Rudd points finger at public service
Kevin Rudd has shifted responsibility for his government’s disastrous batts scheme to the federal public service, revealing bureaucrats devised the flawed program and its rushed deadline.
The former prime minister’s redacted statement to the royal commission investigating his government’s $2.8 billion Home Insulation Program reveals for the first time Mr Rudd’s account of the scheme, which was axed in February 2010 after four deaths and 224 house fires.
While large slabs of his evidence have been censored by commonwealth lawyers to protect cabinet secrecy, the 31-page document is still revealing of his relationships with the public service and his one-time colleagues Mark Arbib and Peter Garrett.
Mr Rudd has launched an extraordinary bid to overthrow the doctrine of cabinet secrecy and reveal every detail of his involvement in the insulation scheme.
In a move unprecedented in Australian legal history, Mr Rudd’s legal team demanded royal commissioner Ian Hanger QC effectively fling open the cabinet room doors and allow the former prime minister to tell the entire truth of the stricken program.
Commonwealth barrister Tom Howe QC urged Mr Hanger to preserve the secrecy of cabinet.
Mr Hanger will make a ruling today on whether to release Mr Rudd’s entire, unredacted, statement.
In it, Mr Rudd reveals the program was not recommended by ministers, but by the public service itself. He hits back at suggestions the scheme was hurriedly drafted by bureaucrats in one January 2009 long weekend at his direction, or the direction of his department.
Mr Rudd also refutes the suggestion he drove an unreasonable and rushed timetable for the scheme, by announcing a July 1, 2009, rollout date when he launched the scheme on February 3 that year.
“The 1 July commencement date for the full program was part of the original recommendation from the public service,” Mr Rudd said.
Acknowledging the deaths of four young, inexperienced installers working under the scheme, Mr Rudd said that any industrial fatality was one too many.
“No one can pretend to know the depths of pain and loss of a deeply loved family member, particularly a young son or daughter, who is killed in a workplace accident,’’ he said. “And that applies to the families of the four young men who died in these workplace accidents as well.

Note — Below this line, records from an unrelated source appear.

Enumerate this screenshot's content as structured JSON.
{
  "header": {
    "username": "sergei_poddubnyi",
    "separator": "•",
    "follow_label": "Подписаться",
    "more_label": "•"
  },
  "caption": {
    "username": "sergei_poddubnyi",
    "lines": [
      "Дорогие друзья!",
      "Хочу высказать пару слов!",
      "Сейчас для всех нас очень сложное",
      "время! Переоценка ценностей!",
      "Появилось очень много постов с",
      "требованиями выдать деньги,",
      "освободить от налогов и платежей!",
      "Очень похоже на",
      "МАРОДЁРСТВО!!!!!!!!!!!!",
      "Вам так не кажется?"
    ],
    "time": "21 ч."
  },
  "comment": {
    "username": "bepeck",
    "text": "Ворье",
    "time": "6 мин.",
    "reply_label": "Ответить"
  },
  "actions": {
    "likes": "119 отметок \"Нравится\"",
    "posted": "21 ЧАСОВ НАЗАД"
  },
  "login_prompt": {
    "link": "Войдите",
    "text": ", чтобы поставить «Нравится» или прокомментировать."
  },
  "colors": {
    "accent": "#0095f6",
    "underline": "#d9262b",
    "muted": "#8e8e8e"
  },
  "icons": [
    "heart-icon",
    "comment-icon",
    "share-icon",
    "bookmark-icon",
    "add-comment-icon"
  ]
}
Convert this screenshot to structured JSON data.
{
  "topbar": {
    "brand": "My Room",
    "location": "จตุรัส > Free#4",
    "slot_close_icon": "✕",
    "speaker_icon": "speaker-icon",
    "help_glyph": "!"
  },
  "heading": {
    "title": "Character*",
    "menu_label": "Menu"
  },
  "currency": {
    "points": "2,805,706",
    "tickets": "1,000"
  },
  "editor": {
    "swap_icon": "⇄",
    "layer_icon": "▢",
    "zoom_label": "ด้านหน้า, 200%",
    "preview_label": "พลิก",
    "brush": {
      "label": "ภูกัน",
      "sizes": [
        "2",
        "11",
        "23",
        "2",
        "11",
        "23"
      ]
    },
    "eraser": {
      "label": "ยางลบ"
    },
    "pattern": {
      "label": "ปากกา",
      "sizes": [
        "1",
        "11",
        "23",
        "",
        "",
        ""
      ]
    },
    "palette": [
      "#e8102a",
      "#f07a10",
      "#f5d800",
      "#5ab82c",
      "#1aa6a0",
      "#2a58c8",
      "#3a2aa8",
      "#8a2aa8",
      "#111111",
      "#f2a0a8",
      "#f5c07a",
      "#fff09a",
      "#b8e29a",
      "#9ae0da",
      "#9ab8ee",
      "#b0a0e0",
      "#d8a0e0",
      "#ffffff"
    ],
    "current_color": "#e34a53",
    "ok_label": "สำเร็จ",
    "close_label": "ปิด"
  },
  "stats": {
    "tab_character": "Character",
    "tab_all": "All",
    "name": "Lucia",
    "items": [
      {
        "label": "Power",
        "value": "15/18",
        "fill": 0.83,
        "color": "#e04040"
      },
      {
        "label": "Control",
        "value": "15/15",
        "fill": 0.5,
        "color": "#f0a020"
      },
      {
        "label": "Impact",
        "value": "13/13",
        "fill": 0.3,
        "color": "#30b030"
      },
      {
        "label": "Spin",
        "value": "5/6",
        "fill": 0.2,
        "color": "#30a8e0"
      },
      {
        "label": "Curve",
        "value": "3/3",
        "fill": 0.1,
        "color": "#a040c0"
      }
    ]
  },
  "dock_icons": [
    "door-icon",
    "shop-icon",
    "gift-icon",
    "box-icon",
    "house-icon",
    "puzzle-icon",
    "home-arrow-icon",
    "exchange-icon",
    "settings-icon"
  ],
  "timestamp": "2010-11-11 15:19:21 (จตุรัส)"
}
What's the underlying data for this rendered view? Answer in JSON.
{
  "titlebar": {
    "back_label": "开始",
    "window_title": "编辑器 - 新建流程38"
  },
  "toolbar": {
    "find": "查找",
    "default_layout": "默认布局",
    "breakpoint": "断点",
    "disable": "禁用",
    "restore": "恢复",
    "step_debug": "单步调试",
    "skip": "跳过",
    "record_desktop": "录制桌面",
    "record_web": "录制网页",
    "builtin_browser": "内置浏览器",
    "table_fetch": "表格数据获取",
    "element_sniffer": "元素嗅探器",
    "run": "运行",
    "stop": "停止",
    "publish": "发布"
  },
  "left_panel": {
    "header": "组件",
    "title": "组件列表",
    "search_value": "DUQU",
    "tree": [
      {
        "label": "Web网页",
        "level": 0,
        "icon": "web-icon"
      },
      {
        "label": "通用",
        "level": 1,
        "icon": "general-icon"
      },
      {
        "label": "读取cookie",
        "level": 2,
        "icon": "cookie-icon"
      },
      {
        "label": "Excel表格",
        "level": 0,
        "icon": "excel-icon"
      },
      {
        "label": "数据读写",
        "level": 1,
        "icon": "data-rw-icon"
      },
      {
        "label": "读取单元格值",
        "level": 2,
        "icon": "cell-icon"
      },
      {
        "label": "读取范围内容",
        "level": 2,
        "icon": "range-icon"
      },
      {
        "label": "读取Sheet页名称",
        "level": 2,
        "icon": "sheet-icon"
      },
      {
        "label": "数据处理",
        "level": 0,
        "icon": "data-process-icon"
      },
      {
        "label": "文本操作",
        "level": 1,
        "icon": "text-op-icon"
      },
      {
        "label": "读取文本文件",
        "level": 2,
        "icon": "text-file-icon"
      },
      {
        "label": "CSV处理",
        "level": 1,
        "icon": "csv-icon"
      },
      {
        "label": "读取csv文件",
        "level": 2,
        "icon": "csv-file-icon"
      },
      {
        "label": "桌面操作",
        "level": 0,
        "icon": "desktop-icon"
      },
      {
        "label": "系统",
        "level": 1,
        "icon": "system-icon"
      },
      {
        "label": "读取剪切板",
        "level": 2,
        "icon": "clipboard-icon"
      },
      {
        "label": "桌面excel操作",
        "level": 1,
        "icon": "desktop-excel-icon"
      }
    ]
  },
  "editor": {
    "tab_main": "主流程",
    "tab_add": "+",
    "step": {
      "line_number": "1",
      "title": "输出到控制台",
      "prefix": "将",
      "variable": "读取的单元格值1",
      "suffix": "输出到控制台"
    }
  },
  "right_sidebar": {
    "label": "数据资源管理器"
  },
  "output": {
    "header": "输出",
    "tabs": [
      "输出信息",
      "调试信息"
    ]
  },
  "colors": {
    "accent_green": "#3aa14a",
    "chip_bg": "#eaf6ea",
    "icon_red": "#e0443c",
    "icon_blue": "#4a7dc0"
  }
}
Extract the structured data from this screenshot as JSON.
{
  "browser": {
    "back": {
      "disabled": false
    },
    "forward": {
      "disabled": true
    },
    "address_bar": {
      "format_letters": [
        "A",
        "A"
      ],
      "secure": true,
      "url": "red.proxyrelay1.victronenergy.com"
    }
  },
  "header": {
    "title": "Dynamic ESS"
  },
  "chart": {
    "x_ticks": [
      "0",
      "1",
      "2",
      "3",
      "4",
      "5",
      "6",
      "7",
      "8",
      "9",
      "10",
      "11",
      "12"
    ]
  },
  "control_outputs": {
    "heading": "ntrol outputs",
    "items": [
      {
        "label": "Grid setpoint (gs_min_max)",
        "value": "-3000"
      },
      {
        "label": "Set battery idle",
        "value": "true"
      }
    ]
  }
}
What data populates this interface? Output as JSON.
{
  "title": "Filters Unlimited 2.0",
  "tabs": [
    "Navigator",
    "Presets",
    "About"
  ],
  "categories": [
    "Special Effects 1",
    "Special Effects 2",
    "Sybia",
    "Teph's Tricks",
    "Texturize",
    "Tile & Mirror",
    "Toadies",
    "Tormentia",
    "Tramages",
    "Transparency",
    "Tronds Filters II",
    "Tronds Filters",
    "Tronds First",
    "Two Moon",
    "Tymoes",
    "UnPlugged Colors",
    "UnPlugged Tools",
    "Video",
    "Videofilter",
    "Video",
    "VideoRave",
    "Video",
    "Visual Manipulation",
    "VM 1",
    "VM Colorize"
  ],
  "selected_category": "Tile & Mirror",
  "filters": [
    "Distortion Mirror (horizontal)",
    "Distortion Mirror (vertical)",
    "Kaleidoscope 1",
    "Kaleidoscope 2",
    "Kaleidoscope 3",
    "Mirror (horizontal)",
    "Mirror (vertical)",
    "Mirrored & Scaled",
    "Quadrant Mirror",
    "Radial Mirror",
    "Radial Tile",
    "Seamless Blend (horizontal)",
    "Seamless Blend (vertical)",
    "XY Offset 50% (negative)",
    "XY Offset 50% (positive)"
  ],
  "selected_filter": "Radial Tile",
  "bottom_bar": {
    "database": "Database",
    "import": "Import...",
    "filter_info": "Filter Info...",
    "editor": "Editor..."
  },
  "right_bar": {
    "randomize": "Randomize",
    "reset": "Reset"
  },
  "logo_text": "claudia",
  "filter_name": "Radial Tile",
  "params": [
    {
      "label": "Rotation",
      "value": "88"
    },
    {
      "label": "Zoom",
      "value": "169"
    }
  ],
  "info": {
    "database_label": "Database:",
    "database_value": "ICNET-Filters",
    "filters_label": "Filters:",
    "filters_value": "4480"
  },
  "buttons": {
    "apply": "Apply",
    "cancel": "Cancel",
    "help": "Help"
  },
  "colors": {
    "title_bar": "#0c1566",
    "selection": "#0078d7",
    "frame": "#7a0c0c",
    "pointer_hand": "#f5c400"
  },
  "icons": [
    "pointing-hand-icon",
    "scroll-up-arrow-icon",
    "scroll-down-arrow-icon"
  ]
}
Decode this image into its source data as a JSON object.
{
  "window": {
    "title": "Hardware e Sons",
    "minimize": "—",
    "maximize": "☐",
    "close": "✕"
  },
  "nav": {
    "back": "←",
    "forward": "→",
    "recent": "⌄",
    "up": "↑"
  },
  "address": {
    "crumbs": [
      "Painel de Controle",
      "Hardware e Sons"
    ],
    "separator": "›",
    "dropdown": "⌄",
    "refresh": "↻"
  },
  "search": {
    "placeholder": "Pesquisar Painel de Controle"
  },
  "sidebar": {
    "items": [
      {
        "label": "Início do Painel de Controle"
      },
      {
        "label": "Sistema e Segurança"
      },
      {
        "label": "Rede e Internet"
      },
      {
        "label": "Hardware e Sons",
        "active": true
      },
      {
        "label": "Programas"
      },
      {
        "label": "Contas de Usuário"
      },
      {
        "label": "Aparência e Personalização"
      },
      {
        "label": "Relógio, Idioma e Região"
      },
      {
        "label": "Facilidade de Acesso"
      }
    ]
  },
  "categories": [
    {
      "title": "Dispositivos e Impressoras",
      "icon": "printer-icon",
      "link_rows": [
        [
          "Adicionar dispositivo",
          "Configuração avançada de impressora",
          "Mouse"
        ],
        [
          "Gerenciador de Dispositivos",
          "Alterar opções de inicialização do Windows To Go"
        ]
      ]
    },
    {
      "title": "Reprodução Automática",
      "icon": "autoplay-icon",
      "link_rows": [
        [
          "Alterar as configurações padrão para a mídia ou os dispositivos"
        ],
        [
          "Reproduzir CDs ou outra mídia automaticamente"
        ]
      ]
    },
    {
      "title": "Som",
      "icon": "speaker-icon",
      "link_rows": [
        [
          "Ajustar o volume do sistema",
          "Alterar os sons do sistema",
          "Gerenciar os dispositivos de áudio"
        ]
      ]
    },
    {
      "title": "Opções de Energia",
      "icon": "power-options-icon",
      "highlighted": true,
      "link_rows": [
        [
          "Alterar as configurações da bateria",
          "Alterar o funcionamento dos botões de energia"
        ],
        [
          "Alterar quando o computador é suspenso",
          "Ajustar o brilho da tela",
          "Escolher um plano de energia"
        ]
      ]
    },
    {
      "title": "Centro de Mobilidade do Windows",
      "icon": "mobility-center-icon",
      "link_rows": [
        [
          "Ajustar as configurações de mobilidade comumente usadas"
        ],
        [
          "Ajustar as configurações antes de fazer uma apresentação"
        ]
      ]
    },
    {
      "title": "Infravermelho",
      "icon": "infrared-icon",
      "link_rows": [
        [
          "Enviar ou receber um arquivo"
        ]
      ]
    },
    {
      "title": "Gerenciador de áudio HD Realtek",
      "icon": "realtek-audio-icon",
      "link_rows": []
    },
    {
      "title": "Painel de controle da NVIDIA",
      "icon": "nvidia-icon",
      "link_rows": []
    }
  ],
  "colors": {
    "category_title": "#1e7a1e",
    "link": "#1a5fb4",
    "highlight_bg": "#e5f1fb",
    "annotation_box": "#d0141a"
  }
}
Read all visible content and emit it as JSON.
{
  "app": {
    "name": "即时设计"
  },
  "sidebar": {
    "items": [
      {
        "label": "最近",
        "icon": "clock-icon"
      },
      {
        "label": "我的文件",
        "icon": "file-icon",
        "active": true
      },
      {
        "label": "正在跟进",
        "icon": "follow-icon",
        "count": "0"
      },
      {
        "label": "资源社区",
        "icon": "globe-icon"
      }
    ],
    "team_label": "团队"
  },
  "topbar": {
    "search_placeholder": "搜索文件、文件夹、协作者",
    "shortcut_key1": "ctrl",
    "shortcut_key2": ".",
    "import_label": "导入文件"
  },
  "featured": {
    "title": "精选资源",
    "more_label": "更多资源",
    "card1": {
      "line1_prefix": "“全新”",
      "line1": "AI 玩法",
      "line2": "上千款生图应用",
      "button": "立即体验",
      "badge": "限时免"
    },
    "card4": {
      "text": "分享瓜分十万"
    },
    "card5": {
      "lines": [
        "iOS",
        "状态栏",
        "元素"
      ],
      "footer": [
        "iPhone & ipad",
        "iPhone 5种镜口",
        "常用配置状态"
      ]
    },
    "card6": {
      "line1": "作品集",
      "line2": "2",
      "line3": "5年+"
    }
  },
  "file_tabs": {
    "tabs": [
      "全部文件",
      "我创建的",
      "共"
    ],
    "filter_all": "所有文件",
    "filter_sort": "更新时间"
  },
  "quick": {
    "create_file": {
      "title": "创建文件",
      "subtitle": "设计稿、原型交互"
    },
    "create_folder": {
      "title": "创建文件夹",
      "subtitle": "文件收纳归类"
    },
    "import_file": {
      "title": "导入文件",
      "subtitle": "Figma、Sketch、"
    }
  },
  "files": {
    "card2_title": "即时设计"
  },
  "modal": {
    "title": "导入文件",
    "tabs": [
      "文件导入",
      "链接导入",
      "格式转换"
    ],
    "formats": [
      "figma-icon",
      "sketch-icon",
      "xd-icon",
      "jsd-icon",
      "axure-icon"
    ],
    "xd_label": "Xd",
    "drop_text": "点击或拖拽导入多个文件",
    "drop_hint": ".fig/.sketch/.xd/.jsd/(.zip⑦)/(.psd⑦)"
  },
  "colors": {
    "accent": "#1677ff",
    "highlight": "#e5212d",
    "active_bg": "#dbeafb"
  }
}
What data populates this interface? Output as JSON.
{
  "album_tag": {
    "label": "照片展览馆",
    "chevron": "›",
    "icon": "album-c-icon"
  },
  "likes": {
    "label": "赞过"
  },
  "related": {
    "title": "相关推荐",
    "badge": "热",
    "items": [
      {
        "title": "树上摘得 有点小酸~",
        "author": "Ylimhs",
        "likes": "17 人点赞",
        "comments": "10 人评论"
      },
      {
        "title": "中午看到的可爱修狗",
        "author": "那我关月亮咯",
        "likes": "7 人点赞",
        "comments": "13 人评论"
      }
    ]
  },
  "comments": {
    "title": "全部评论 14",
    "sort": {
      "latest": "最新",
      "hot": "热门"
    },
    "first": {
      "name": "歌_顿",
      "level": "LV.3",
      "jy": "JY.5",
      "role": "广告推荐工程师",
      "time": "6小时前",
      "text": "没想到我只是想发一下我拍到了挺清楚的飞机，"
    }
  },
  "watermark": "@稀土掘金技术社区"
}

If either of my sons were killed in industrial accidents of this nature, my feelings would have been the same as theirs, including wanting to know how these deaths occurred and how they could have been prevented.”
Mr Rudd said while he chaired cabinet, that body “collectively approved” the public service’s program and “at that point assumed collective ministerial responsibility”.
He gives an insight into the intensely busy cabinet process, revealing the body handled more than 1000 cabinet submissions between 2007 and 2010. For much of 2009, he said, his government was dealing with “multiple and major” financial and economic challenges, aiming to “do everything possible to avoid a second depression”.
He described Mr Arbib as a “highly competent, highly effective individual”, and said that was why he appointed him to oversee the implementation of the government’s stimulus program. However, he revealed that at the end of 2009, his relationship with Mr Arbib broke down about other political and policy matters.
Mr Rudd insists that when recommendations to improve safety were made, they were accepted speedily through cabinet or through correspondence with then environment minister Peter Garrett.
“Nonetheless, despite all of the above, four innocent lives were lost in horrendous workplace accidents,” he said.
Mr Rudd said the program was one of hundreds of federal economic stimulus programs rolled out by the federal government in its $42bn economic stimulus plan to combat the global financial crisis, employing tens of thousands of people across Australia.
In each of those programs, the government expected all state and federal laws would be adhered to. “No ministerial decision ever overrides these laws,” he said. “Nonetheless, the lesson from this program is that one or more stages of this multiple level oversight process failed and the costs have been principally borne by four grieving families.”